The recently published First Draft of the U.S. Bishops’ Pastoral Letter on Catholic Social Teaching and the U.S. Economy claims to be concerned primarily with values and ends. The fundamental issue in economic policy, according to the Letter, is the goals we ought to be pursuing and the moral objectives that ought to guide our choices. Throughout the Letter, the language and tone are those of the prophet or preacher, calling people to a reexamination of values, a new and compassionate vision, a lively sense of moral responsibility, a commitment to economic justice, a conversion of heart. Specific policies to implement the moral objectives advocated in the Letter are treated as a secondary issue that can be worked out later through reflection and dialogue. The first and hardest task is to determine the direction in which we ought to move.

Thirty years ago, in an influential essay entitled “The Methodology of Positive Economics,” Milton Friedman ventured the judgment that currently in the Western world, and especially in the United States, differences about economic policy among disinterested citizens derive predominantly from different predictions about the economic consequences of taking action–differences that in principle can be eliminated by the progress of positive [i.e., scientific] economics–rather than from fundamental differences in basic values, differences about which men can ultimately only fight.[1]
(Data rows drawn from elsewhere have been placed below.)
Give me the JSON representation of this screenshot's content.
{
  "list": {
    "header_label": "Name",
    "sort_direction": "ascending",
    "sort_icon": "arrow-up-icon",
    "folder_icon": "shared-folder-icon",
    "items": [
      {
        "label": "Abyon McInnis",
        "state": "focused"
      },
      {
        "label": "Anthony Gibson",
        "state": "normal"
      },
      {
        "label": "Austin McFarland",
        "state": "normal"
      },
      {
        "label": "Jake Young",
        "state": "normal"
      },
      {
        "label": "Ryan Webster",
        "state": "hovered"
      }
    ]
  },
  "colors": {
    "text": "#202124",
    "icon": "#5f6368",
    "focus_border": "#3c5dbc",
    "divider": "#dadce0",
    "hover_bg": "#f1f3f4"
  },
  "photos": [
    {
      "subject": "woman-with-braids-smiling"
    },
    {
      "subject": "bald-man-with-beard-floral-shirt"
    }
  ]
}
In Friedman’s view, our hardest task is to agree on the specific policies most likely to promote our common objectives. Agreement on goals is much less of a problem, since we don’t really disagree in any fundamental way on our basic values.

If past experience in similar situations is any indication at all, the debate that the bishops have invited in response to their proposals (No. 22)* is going to founder on this issue. Defenders of the Letter will insist that the fundamental question is a moral one; critics will insist that it is the bishops’ understanding of economics. The debate will turn rancorous as implications of indifference to suffering and injustice are exchanged for charges of culpable ignorance, each side maintaining that the other is the victim of an obsolete ideology.

This inability to agree on what it is we are disagreeing about reflects the fact that our notions of how economic systems function are bound up with our conceptions of the goals they ought to serve. The bishops urge their objectives in passionate language because they believe that the American economic system is capable of performing in accord with their prescriptions–once the citizens of the United States commit themselves to a biblical (and humane) vision of economic life. This critique will argue that the bishops’ moral analysis is misguided because economic systems cannot operate in the way that the bishops suppose they do.